1) Türkiye, yakın kültürel ve siyasi havza coğrafyaları ötesinde misyon üstlenebilmeli ve bu misyonu Güney Asya, Batı Afrika, Orta ve Güney Avrupa coğrafyalarına taşıyabilmelidir.
2) Türkiye farklı ülkelerde siyasi veya kültürel baskı mekanizması oluşturabilecek nitelikte diplomatik faaliyetlerini organize etmelidir.
Türkiye’nin, Batı Afrika ülkelerini kapsayan yukarıda önerilen stratejisi, yakın havza inisiyatifini öteye taşımaya yönelik somut ve gerçekçi bir model olacaktır.
Türkiye koordinesinde hayata geçirilmesi tasarlanacak “Batı Afrika Uyuşturucuyu Önleme Ajansı” aracılığıyla, Türkiye aleyhinde faaliyet gösteren bazı istihbarat birimleri ve organizasyonların, uyuşturucu trafiğinden temin edebildikleri kara para sekteye uğratılabilecek ve uluslararası ilişkiler disiplininin karşılıklılık stratejine uygun davranılmış olunacaktır.

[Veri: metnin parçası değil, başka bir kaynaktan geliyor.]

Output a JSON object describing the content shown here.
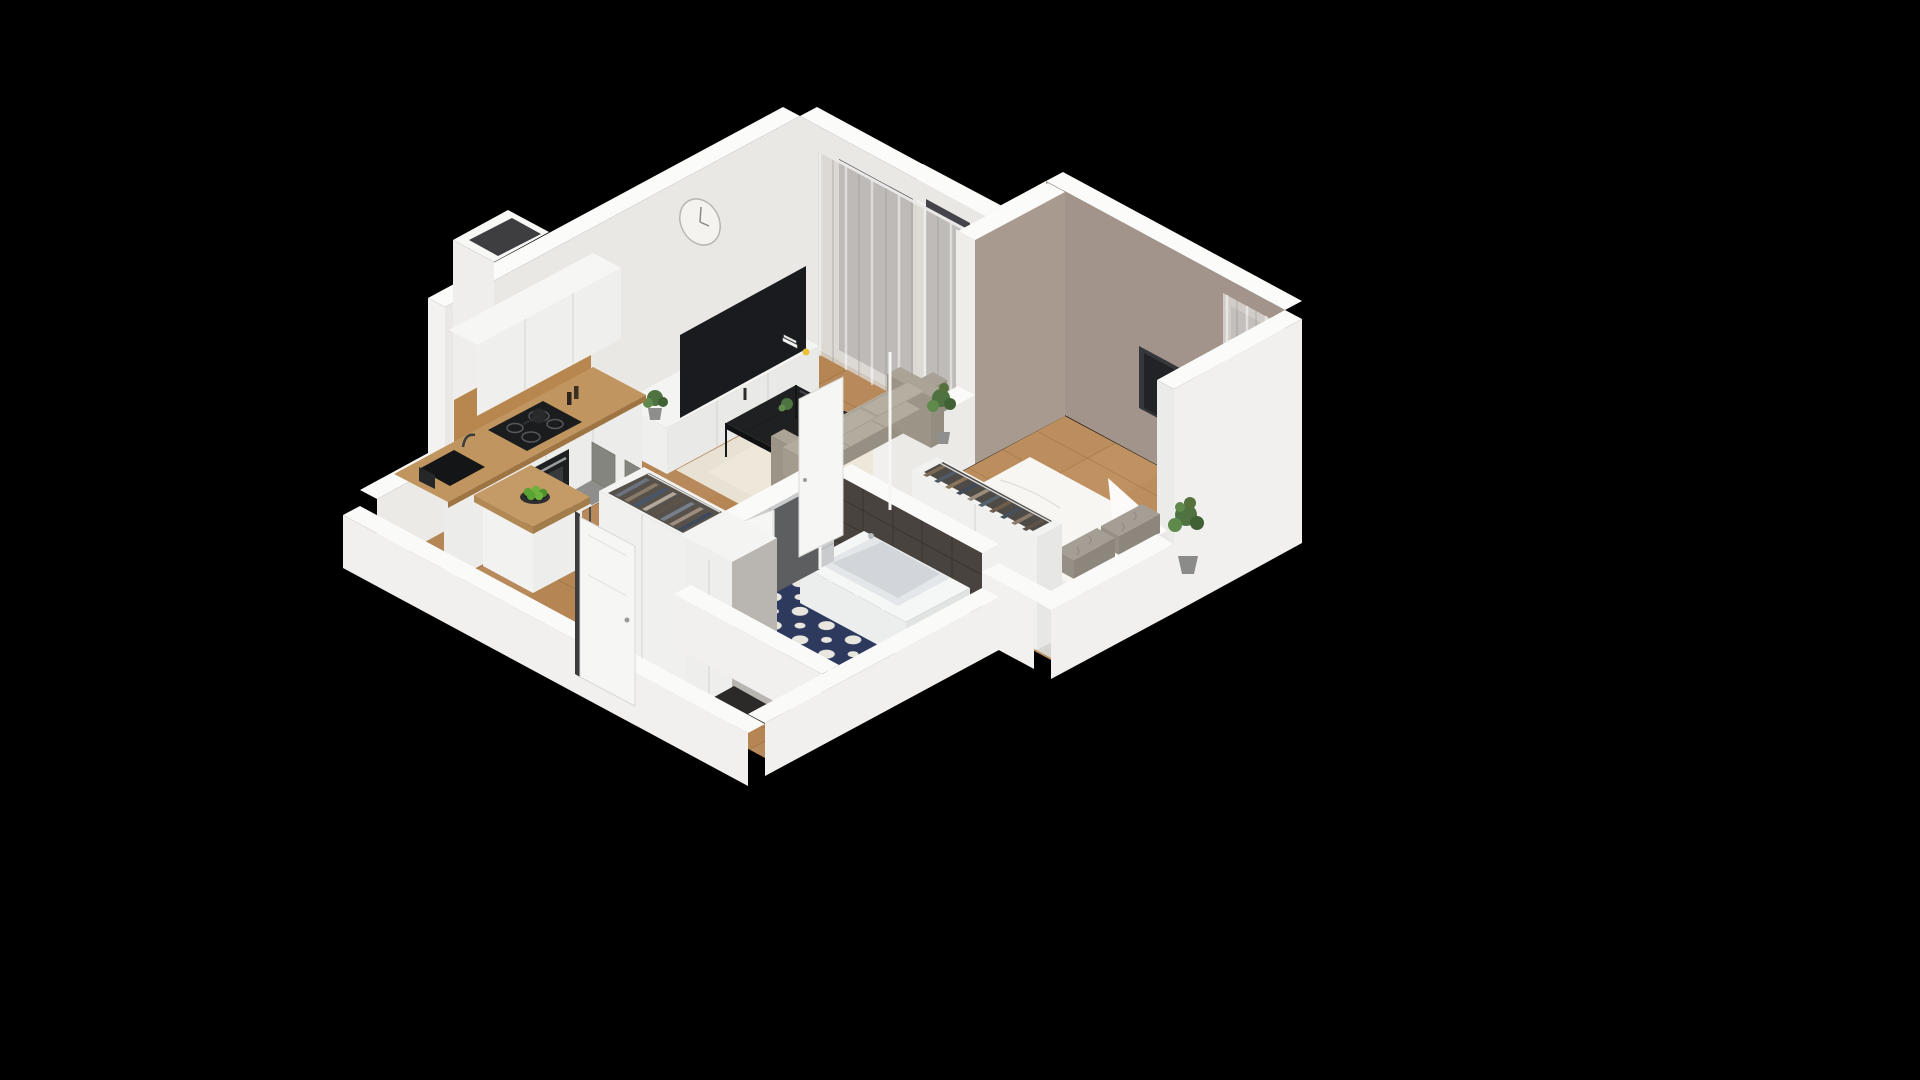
{
  "scene": {
    "description": "Isometric 3D cutaway render of a one-bedroom apartment floor plan on a black background",
    "view": "isometric-cutaway",
    "rooms": [
      {
        "name": "living-room-kitchen",
        "items": [
          "wall clock",
          "white tv stand",
          "flat-screen tv",
          "stack of books",
          "yellow mug",
          "potted plant",
          "gray sofa with cushions",
          "black metal coffee table with glass top",
          "beige area rug",
          "sheer curtains",
          "balcony door",
          "kitchen upper cabinets",
          "wood backsplash",
          "induction hob with frying pan",
          "built-in oven",
          "black sink with faucet",
          "pepper grinders",
          "wooden peninsula dining table",
          "two gray chairs",
          "bowl of green apples",
          "ventilation shaft"
        ]
      },
      {
        "name": "bedroom",
        "items": [
          "double bed with white duvet",
          "two gray knit pillows",
          "wall-mounted tv",
          "taupe accent walls",
          "open wardrobe with hanging clothes",
          "potted plant",
          "dark planter",
          "gray rug",
          "sheer curtains",
          "window"
        ]
      },
      {
        "name": "bathroom",
        "items": [
          "bathtub",
          "washing machine",
          "toilet-paper holder",
          "dark charcoal wall tiles",
          "light gray subway wall tiles",
          "navy patterned floor tiles",
          "open white door"
        ]
      },
      {
        "name": "hallway",
        "items": [
          "open wardrobe with hanging clothes",
          "gray side panel",
          "dark doormat",
          "entrance door",
          "open bedroom door",
          "wood flooring"
        ]
      }
    ],
    "colors": {
      "background": "#000000",
      "wall": "#eae8e4",
      "wall_cap": "#fbfbfa",
      "wall_outer": "#f1f0ee",
      "taupe_wall": "#a2948a",
      "taupe_divider": "#a89a8e",
      "wood_floor": "#b8895a",
      "wood_floor_bedroom": "#c09262",
      "bath_floor_navy": "#2d3a5e",
      "bath_floor_dot": "#e8e6df",
      "rug_living": "#e8e2d4",
      "rug_bedroom": "#d8d6d2",
      "sofa_gray": "#aba496",
      "coffee_table_black": "#141517",
      "tv_black": "#1a1b1e",
      "curtain": "#d9d6d1",
      "window_dark": "#404046",
      "counter_wood": "#c0955f",
      "backsplash_wood": "#b8874f",
      "cabinet_white": "#efefed",
      "tile_dark": "#49433f",
      "tile_light": "#c9cbcd",
      "bed_white": "#f7f6f3",
      "pillow_gray": "#a49e95",
      "plant_green": "#4e7340",
      "apple_green": "#5aa232",
      "door_white": "#f6f6f4",
      "mat_dark": "#2b2a29",
      "balcony_panel_gray": "#b9babb",
      "side_panel_gray": "#b9b6b2",
      "clock_face": "#f4f3f0",
      "mug_yellow": "#e8c23a",
      "clothes_palette": [
        "#6b7280",
        "#8a7a68",
        "#47566b",
        "#b3a79a",
        "#5d5349",
        "#76808c",
        "#9c8d7d",
        "#3e4a5c",
        "#7b6a55",
        "#44505e"
      ]
    }
  }
}
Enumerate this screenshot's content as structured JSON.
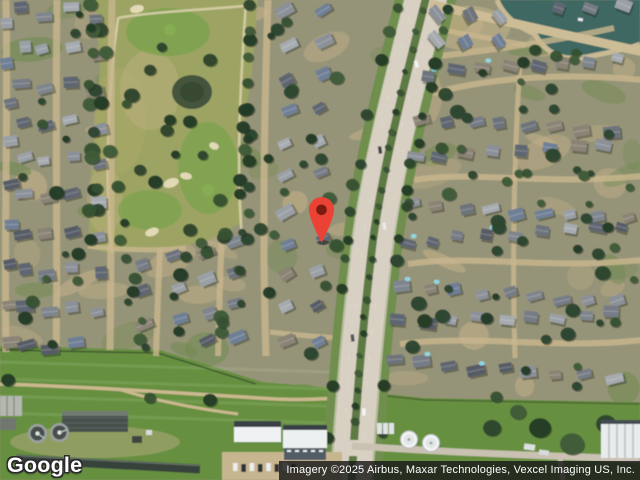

Ajans’ın meydana getirilmesinde üye durumunda bulunacak Afrika Ülkelerinin büyük devletler nezdinde istikrarsızlık operasyonlarına maruz bırakılmak istenmesi, bu Afrika ülkelerinde Türkiye’nin etkinliğini daha arttıracak etmen olacaktır. Çünkü ülkeler, Türkiye’nin varlığına ihtiyaç duyacaklardır.
Ayrıca Avrupa kıtasına mülteci akınlarının yöneldiği güzergâhlardan bir tanesi de Batı Afrika’dır. Türkiye böylelikle mülteci trafiği ve Avrupa kıtasının dengesi bakımından da, Afrika aracılığıyla söz sahibi durumda bulunmuş olabilecektir.